Maria foi amparada nos braços da mãe e aos poucos foi se acalmando.
— Eu estou cansada de ser chamada de ser ofendida o tempo todo por algumas meninas da minha sala, que algumas vezes também roubam o meu lanche, pegam as minhas coisas sem pedir, rasgam meus livros e revistas por maldade. Ah, e quando eu tentei encarar as duas, elas me arrastaram para o banheiro e aprontaram com meu cabelo dizendo que iriam me ajudar a diminuir a moita dele por que como você sabe meu cabelo é muito cheio.
— Por isso você pedia tanto para alisar teu cabelo? — Maria assentiu.

 — Eu estranhei isso por que antes você não gostava de fazer progressiva. Sabe?

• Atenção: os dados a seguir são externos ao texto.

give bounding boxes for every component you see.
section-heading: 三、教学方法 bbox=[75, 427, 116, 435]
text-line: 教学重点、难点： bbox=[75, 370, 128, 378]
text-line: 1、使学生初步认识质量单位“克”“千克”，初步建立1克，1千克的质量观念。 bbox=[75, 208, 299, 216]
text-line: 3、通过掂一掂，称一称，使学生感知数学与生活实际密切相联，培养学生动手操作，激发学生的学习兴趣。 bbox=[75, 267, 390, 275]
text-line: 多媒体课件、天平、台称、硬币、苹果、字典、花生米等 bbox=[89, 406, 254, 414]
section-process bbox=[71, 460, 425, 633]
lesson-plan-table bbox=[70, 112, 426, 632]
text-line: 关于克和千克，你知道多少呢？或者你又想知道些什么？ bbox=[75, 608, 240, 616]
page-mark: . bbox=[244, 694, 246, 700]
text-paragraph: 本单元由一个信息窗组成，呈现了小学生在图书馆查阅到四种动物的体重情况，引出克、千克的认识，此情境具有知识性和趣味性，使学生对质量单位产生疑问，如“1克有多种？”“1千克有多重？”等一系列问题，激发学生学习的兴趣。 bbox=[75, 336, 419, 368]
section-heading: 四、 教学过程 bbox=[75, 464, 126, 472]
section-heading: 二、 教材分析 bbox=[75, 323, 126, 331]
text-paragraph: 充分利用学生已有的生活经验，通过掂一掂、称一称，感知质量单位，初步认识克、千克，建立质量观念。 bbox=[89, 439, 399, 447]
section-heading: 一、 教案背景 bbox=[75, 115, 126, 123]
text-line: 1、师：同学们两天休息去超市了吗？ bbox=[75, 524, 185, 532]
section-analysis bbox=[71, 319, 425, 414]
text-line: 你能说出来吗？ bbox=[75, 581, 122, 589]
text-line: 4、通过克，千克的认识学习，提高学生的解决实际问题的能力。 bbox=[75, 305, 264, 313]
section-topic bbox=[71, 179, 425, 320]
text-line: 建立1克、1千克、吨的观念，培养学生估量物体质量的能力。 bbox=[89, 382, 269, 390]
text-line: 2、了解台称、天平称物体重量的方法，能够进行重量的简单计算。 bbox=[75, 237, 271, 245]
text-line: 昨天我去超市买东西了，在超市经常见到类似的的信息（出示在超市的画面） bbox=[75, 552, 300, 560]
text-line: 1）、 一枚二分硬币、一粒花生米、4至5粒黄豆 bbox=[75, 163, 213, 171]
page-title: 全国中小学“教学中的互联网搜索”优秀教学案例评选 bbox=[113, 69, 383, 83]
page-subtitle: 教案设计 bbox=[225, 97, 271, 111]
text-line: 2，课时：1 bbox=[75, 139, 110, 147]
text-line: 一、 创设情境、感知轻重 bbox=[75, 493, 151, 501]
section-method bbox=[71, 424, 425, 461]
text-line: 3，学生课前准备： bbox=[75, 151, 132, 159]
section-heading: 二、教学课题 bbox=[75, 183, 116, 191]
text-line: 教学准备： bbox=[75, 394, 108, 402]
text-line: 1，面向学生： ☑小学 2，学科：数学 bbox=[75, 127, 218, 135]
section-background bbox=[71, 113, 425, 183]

Eu sempre achei o seu cabelo lindo por que você é uma negra muito linda exatamente como é. — Maria queria poder acreditar nas palavras da sua mãe, mas era tarde demais por que o trauma quebrou a sua autoimagem.
— No dia em que cheguei em casa com a camiseta toda suja de barro, menti que tinha tropeçado numa poça quando voltava da escola, mas, na verdade, as meninas arrastaram-me para um terreno baldio próximo do colégio e me bateram só por que me recusei a deixar que elas colassem de mim na prova.  Chega! Eu faço o que você quiser, mas me tira de lá, por favor.  Voltar para aquela escola é pior que morrer. — implorou a garota para tentar convencer sua mãe.
 Laura ficou boquiaberta com o relato do sofrimento da filha, jamais poderia supor que ela estivesse enfrentando bullying em tenra idade, mas a verdade, era que para a covardia e o preconceito das pessoas não existe idade certa, pois a intolerância está agarrada no coração delas como um veneno, e aparece nos momentos que lhe são oportunos.
***
Algum tempo depois Maria foi levada para uma psicóloga e a profissional constatou uma leve depressão na menina em decorrência do divórcio repentino dos pais, e o bullying apenas a tornou mais retraída e solitária. Apenas com a terapia a menina teve algumas evoluções que lhe permitiram sorrir novamente, e tentar fazer novos amigos apesar de tudo que sofreu.
Ela mudou de colégio outra vez e felizmente neste não havia nenhum aluno valentão para lhe importunar, e assim com o tempo ela foi se soltando aos poucos, como uma lagarta em fase de metamorfose até virar uma linda borboleta.
Maria ainda teria um longo caminho até aprender a voar, mas entendeu que não deveria mais se sentir atípica, uma estranha no mundo, alguém que não se encaixava em lugar algum. Ela compreendeu que era amada e que iriam gostar dela como ela realmente era, uma menina tímida e quieta, mas que quando se empolgava poderia ser a companheira de várias brincadeiras divertidas que fazem da infância um momento tão especial e importante na vida.
Maria estava na fase de construção do casulo e um dia finalmente ganharia as suas asas, enquanto isso ela aproveitava para trocar informações com colegas que gostavam das mesmas bandas que ela, e se tornou um dos destaques da sua sala nas redações por que ela aprendeu a canalizar a dor, transformando-a em combustível para ser alguém melhor no mundo.